Module 06: "Which Side Are You On?" The Flint Sit-Down Strike, 1936-37
Introduction
"Which side are you on?" Taken from a 1931 song popular with members of the labor movement, the question particularly resonated with General Motors autoworkers in Flint, Michigan, during the winter of 1936-37. With the depression still raging, jobs remained scarce, unemployment rates high, and suffering a daily part of the lives of many. Michigan autoworkers wondered whether joining the United Automobile Workers, a newly created union, and participating in the sit-down strike that had idled several GM plants would improve their working conditions or cost them their jobs. With their livelihoods hanging in the balance, many weighed loyalty to GM, the world's largest industrial corporation, against the consequences and outcomes of union participation.

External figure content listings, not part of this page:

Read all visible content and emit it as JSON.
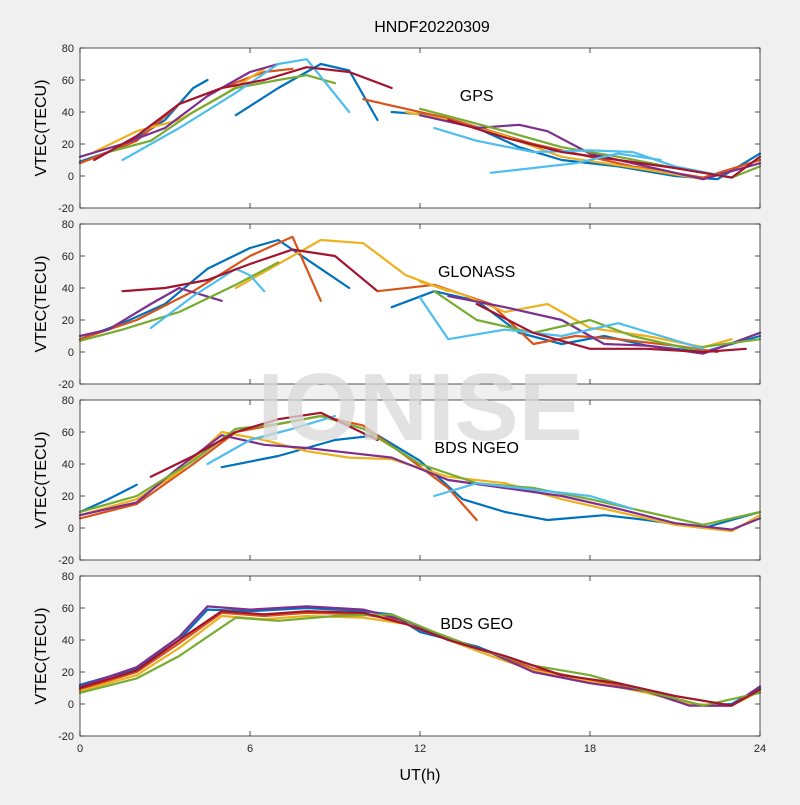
{
  "figure": {
    "title": "HNDF20220309",
    "watermark": "IONISE",
    "xlabel": "UT(h)"
  },
  "chart_data": [
    {
      "type": "line",
      "label": "GPS",
      "ylabel": "VTEC(TECU)",
      "xlim": [
        0,
        24
      ],
      "ylim": [
        -20,
        80
      ],
      "xticks": [
        0,
        6,
        12,
        18,
        24
      ],
      "yticks": [
        -20,
        0,
        20,
        40,
        60,
        80
      ],
      "series": [
        {
          "color": "#0072BD",
          "x": [
            0,
            1.5,
            3,
            4,
            4.5
          ],
          "y": [
            9,
            18,
            35,
            55,
            60
          ]
        },
        {
          "color": "#0072BD",
          "x": [
            5.5,
            7,
            8.5,
            9.5,
            10.5
          ],
          "y": [
            38,
            55,
            70,
            66,
            35
          ]
        },
        {
          "color": "#D95319",
          "x": [
            0,
            2,
            3.5,
            5,
            6.5,
            7.5
          ],
          "y": [
            8,
            22,
            45,
            55,
            65,
            67
          ]
        },
        {
          "color": "#EDB120",
          "x": [
            0.5,
            2,
            3.5,
            5,
            6.5
          ],
          "y": [
            15,
            28,
            35,
            50,
            67
          ]
        },
        {
          "color": "#7E2F8E",
          "x": [
            0,
            1.5,
            3,
            4.5,
            6,
            7
          ],
          "y": [
            12,
            20,
            30,
            50,
            65,
            70
          ]
        },
        {
          "color": "#77AC30",
          "x": [
            1,
            2.5,
            4,
            5.5,
            7,
            8,
            9
          ],
          "y": [
            15,
            22,
            40,
            55,
            60,
            63,
            58
          ]
        },
        {
          "color": "#4DBEEE",
          "x": [
            1.5,
            3.5,
            5.5,
            7,
            8,
            9.5
          ],
          "y": [
            10,
            30,
            52,
            70,
            73,
            40
          ]
        },
        {
          "color": "#A2142F",
          "x": [
            0.5,
            2,
            3.5,
            5,
            6.5,
            8,
            9.5,
            11
          ],
          "y": [
            10,
            25,
            45,
            55,
            60,
            68,
            65,
            55
          ]
        },
        {
          "color": "#0072BD",
          "x": [
            11,
            12.5,
            14,
            15.5,
            17,
            19,
            21,
            22.5,
            24
          ],
          "y": [
            40,
            38,
            30,
            18,
            10,
            6,
            0,
            -2,
            14
          ]
        },
        {
          "color": "#D95319",
          "x": [
            10,
            11.5,
            13,
            14.5,
            16,
            17.5,
            19.5,
            22,
            24
          ],
          "y": [
            48,
            42,
            36,
            28,
            20,
            14,
            6,
            -1,
            10
          ]
        },
        {
          "color": "#EDB120",
          "x": [
            11.5,
            13,
            15,
            17,
            18.5,
            20,
            22
          ],
          "y": [
            40,
            35,
            25,
            12,
            8,
            4,
            -2
          ]
        },
        {
          "color": "#7E2F8E",
          "x": [
            12,
            14,
            15.5,
            16.5,
            18,
            20,
            22,
            24
          ],
          "y": [
            38,
            30,
            32,
            28,
            14,
            6,
            -2,
            8
          ]
        },
        {
          "color": "#77AC30",
          "x": [
            12,
            13.5,
            15,
            17,
            19,
            21,
            23,
            24
          ],
          "y": [
            42,
            35,
            28,
            18,
            12,
            5,
            -1,
            6
          ]
        },
        {
          "color": "#4DBEEE",
          "x": [
            12.5,
            14,
            16,
            18,
            19.5,
            21,
            23
          ],
          "y": [
            30,
            22,
            15,
            16,
            15,
            6,
            -1
          ]
        },
        {
          "color": "#A2142F",
          "x": [
            13,
            15,
            17,
            19,
            21,
            23,
            24
          ],
          "y": [
            35,
            24,
            15,
            10,
            5,
            -1,
            12
          ]
        },
        {
          "color": "#4DBEEE",
          "x": [
            14.5,
            16,
            17.5,
            19,
            20.5
          ],
          "y": [
            2,
            5,
            8,
            14,
            10
          ]
        }
      ]
    },
    {
      "type": "line",
      "label": "GLONASS",
      "ylabel": "VTEC(TECU)",
      "xlim": [
        0,
        24
      ],
      "ylim": [
        -20,
        80
      ],
      "xticks": [
        0,
        6,
        12,
        18,
        24
      ],
      "yticks": [
        -20,
        0,
        20,
        40,
        60,
        80
      ],
      "series": [
        {
          "color": "#0072BD",
          "x": [
            0,
            1.5,
            3,
            4.5,
            6,
            7,
            8.5,
            9.5
          ],
          "y": [
            8,
            18,
            30,
            52,
            65,
            70,
            52,
            40
          ]
        },
        {
          "color": "#D95319",
          "x": [
            0,
            2,
            4,
            6,
            7.5,
            8.5
          ],
          "y": [
            8,
            20,
            38,
            60,
            72,
            32
          ]
        },
        {
          "color": "#EDB120",
          "x": [
            5.5,
            7,
            8.5,
            10,
            11.5,
            13
          ],
          "y": [
            40,
            55,
            70,
            68,
            48,
            38
          ]
        },
        {
          "color": "#7E2F8E",
          "x": [
            0,
            1,
            2.5,
            3.5,
            5
          ],
          "y": [
            10,
            14,
            30,
            40,
            32
          ]
        },
        {
          "color": "#77AC30",
          "x": [
            0,
            1.5,
            3.5,
            5.5,
            7
          ],
          "y": [
            7,
            14,
            25,
            42,
            56
          ]
        },
        {
          "color": "#4DBEEE",
          "x": [
            2.5,
            4,
            5.5,
            6,
            6.5
          ],
          "y": [
            15,
            35,
            52,
            48,
            38
          ]
        },
        {
          "color": "#A2142F",
          "x": [
            1.5,
            3,
            4.5,
            6,
            7.5,
            9,
            10.5
          ],
          "y": [
            38,
            40,
            45,
            55,
            64,
            60,
            38
          ]
        },
        {
          "color": "#0072BD",
          "x": [
            11,
            12.5,
            14,
            15.5,
            17,
            18.5,
            20,
            22,
            24
          ],
          "y": [
            28,
            38,
            32,
            12,
            5,
            10,
            4,
            0,
            10
          ]
        },
        {
          "color": "#D95319",
          "x": [
            10.5,
            12.5,
            14.5,
            16,
            17.5,
            19,
            21,
            22.5
          ],
          "y": [
            38,
            42,
            30,
            5,
            10,
            8,
            4,
            0
          ]
        },
        {
          "color": "#EDB120",
          "x": [
            12,
            13.5,
            15,
            16.5,
            18,
            20,
            22,
            23
          ],
          "y": [
            44,
            36,
            25,
            30,
            15,
            10,
            3,
            8
          ]
        },
        {
          "color": "#7E2F8E",
          "x": [
            13,
            15,
            17,
            18.5,
            20,
            22,
            24
          ],
          "y": [
            35,
            28,
            20,
            5,
            4,
            -1,
            12
          ]
        },
        {
          "color": "#77AC30",
          "x": [
            12.5,
            14,
            16,
            18,
            19.5,
            21.5,
            24
          ],
          "y": [
            38,
            20,
            12,
            20,
            10,
            2,
            8
          ]
        },
        {
          "color": "#4DBEEE",
          "x": [
            12,
            13,
            15,
            17,
            19,
            20.5,
            22
          ],
          "y": [
            34,
            8,
            14,
            10,
            18,
            10,
            2
          ]
        },
        {
          "color": "#A2142F",
          "x": [
            14,
            16,
            18,
            20,
            22,
            23.5
          ],
          "y": [
            30,
            12,
            2,
            2,
            0,
            2
          ]
        }
      ]
    },
    {
      "type": "line",
      "label": "BDS NGEO",
      "ylabel": "VTEC(TECU)",
      "xlim": [
        0,
        24
      ],
      "ylim": [
        -20,
        80
      ],
      "xticks": [
        0,
        6,
        12,
        18,
        24
      ],
      "yticks": [
        -20,
        0,
        20,
        40,
        60,
        80
      ],
      "series": [
        {
          "color": "#0072BD",
          "x": [
            0,
            1,
            2
          ],
          "y": [
            10,
            18,
            27
          ]
        },
        {
          "color": "#0072BD",
          "x": [
            5,
            7,
            9,
            10.5,
            12,
            13.5,
            15,
            16.5,
            18.5,
            20,
            22,
            24
          ],
          "y": [
            38,
            45,
            55,
            58,
            42,
            18,
            10,
            5,
            8,
            5,
            0,
            10
          ]
        },
        {
          "color": "#D95319",
          "x": [
            0,
            2,
            4,
            5.5,
            7,
            8.5,
            10,
            11.5,
            13,
            14
          ],
          "y": [
            6,
            15,
            40,
            60,
            65,
            70,
            64,
            45,
            25,
            5
          ]
        },
        {
          "color": "#EDB120",
          "x": [
            0,
            2,
            3.5,
            5,
            6.5,
            8,
            9.5,
            11,
            13,
            15,
            17,
            19,
            21,
            23,
            24
          ],
          "y": [
            8,
            18,
            35,
            60,
            55,
            48,
            44,
            43,
            32,
            28,
            18,
            10,
            2,
            -2,
            8
          ]
        },
        {
          "color": "#7E2F8E",
          "x": [
            0,
            2,
            3.5,
            5,
            6.5,
            8,
            9.5,
            11,
            13,
            15,
            17,
            19,
            21,
            23,
            24
          ],
          "y": [
            8,
            16,
            38,
            58,
            52,
            50,
            47,
            44,
            30,
            25,
            20,
            12,
            3,
            -1,
            6
          ]
        },
        {
          "color": "#77AC30",
          "x": [
            0,
            2,
            4,
            5.5,
            7,
            8.5,
            10,
            12,
            14,
            16,
            18,
            20,
            22,
            24
          ],
          "y": [
            10,
            20,
            42,
            62,
            65,
            70,
            62,
            40,
            28,
            25,
            18,
            10,
            2,
            10
          ]
        },
        {
          "color": "#4DBEEE",
          "x": [
            4.5,
            6,
            7.5,
            9
          ],
          "y": [
            40,
            55,
            62,
            70
          ]
        },
        {
          "color": "#A2142F",
          "x": [
            2.5,
            4,
            5.5,
            7,
            8.5,
            10.5
          ],
          "y": [
            32,
            45,
            60,
            68,
            72,
            55
          ]
        },
        {
          "color": "#4DBEEE",
          "x": [
            12.5,
            14,
            16,
            18,
            19.5
          ],
          "y": [
            20,
            28,
            24,
            20,
            12
          ]
        }
      ]
    },
    {
      "type": "line",
      "label": "BDS GEO",
      "ylabel": "VTEC(TECU)",
      "xlim": [
        0,
        24
      ],
      "ylim": [
        -20,
        80
      ],
      "xticks": [
        0,
        6,
        12,
        18,
        24
      ],
      "yticks": [
        -20,
        0,
        20,
        40,
        60,
        80
      ],
      "series": [
        {
          "color": "#0072BD",
          "x": [
            0,
            2,
            3.5,
            4.5,
            6,
            8,
            10,
            11,
            12,
            14,
            16,
            18,
            19,
            20,
            21,
            22,
            23,
            24
          ],
          "y": [
            12,
            22,
            40,
            59,
            58,
            60,
            58,
            56,
            45,
            36,
            22,
            15,
            12,
            8,
            2,
            -1,
            0,
            10
          ]
        },
        {
          "color": "#D95319",
          "x": [
            0,
            2,
            3.5,
            5,
            6.5,
            8,
            10,
            11.5,
            13,
            14.5,
            16,
            18,
            20,
            21,
            22,
            23,
            24
          ],
          "y": [
            9,
            20,
            38,
            57,
            55,
            57,
            56,
            52,
            40,
            32,
            22,
            15,
            8,
            2,
            -1,
            -1,
            9
          ]
        },
        {
          "color": "#EDB120",
          "x": [
            0,
            2,
            3.5,
            5,
            6.5,
            8,
            10,
            11.5,
            13,
            14.5,
            16,
            18,
            20,
            21.5,
            23,
            24
          ],
          "y": [
            8,
            18,
            35,
            55,
            53,
            55,
            54,
            50,
            40,
            30,
            21,
            14,
            7,
            0,
            -1,
            8
          ]
        },
        {
          "color": "#7E2F8E",
          "x": [
            0,
            2,
            3.5,
            4.5,
            6,
            8,
            10,
            11.5,
            13,
            14.5,
            16,
            18,
            20,
            21.5,
            23,
            24
          ],
          "y": [
            11,
            23,
            42,
            61,
            59,
            61,
            59,
            52,
            40,
            32,
            20,
            13,
            8,
            -1,
            -1,
            11
          ]
        },
        {
          "color": "#77AC30",
          "x": [
            0,
            2,
            3.5,
            5.5,
            7,
            9,
            11,
            12.5,
            14,
            16,
            18,
            20,
            22,
            24
          ],
          "y": [
            7,
            16,
            30,
            54,
            52,
            55,
            56,
            45,
            35,
            24,
            18,
            8,
            -1,
            7
          ]
        },
        {
          "color": "#A2142F",
          "x": [
            0,
            2,
            3.5,
            5,
            6.5,
            8,
            10,
            11.5,
            13,
            15,
            17,
            19,
            21,
            23,
            24
          ],
          "y": [
            10,
            21,
            40,
            58,
            56,
            58,
            57,
            50,
            40,
            30,
            18,
            13,
            5,
            -1,
            9
          ]
        }
      ]
    }
  ]
}
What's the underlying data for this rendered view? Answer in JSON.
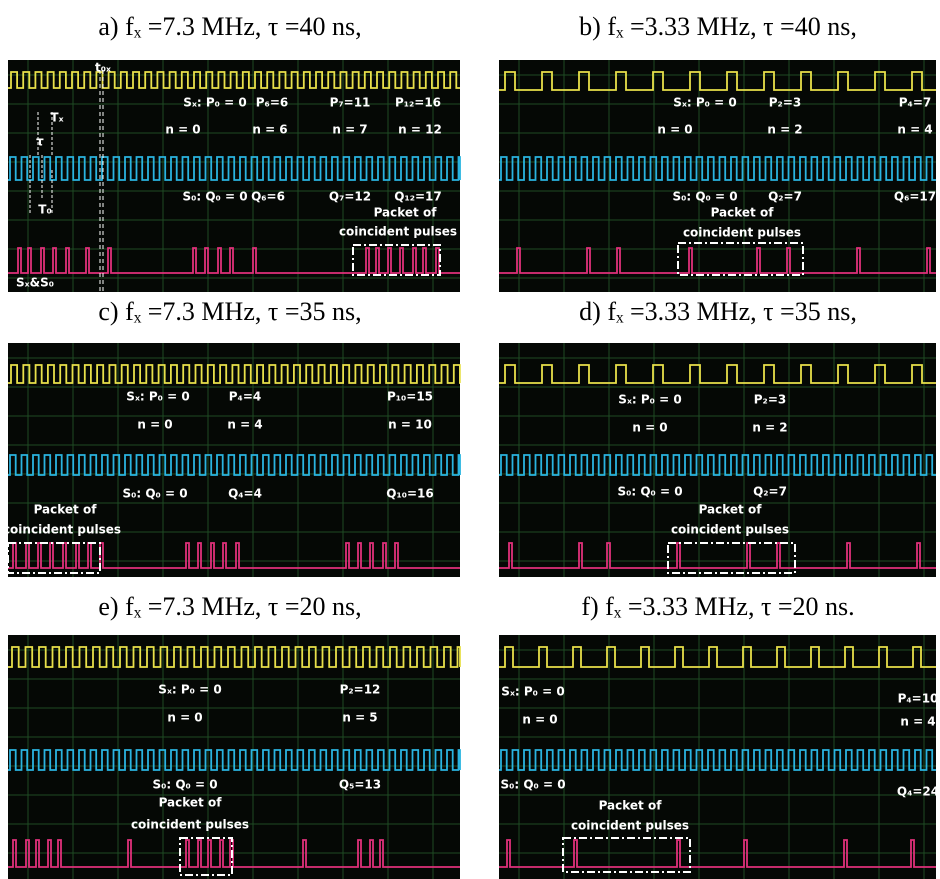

The battle between GM and the UAW occurred at a time when labor unions were struggling to get on their feet. Labor leaders had experienced only minimal success forging unions of skilled workers along craft lines and had failed, with the exception of the UAW, to establish industrial unions that united workers across single industries regardless of skill level. One of many challenges labor leaders faced remained the fierce resistance of owners and managers who quelled union drives within their factories.
This module recounts the events of the Flint sit-down strike, an episode one historian described as "the most significant labor conflict in the twentieth century" (Fine 341). The evidence provided in the module outlines the positions of union and corporate officials during the strike; explores how workers experienced the forty-four-day ordeal; and examines the broader responses to and implications of such a critical turning point in American labor history.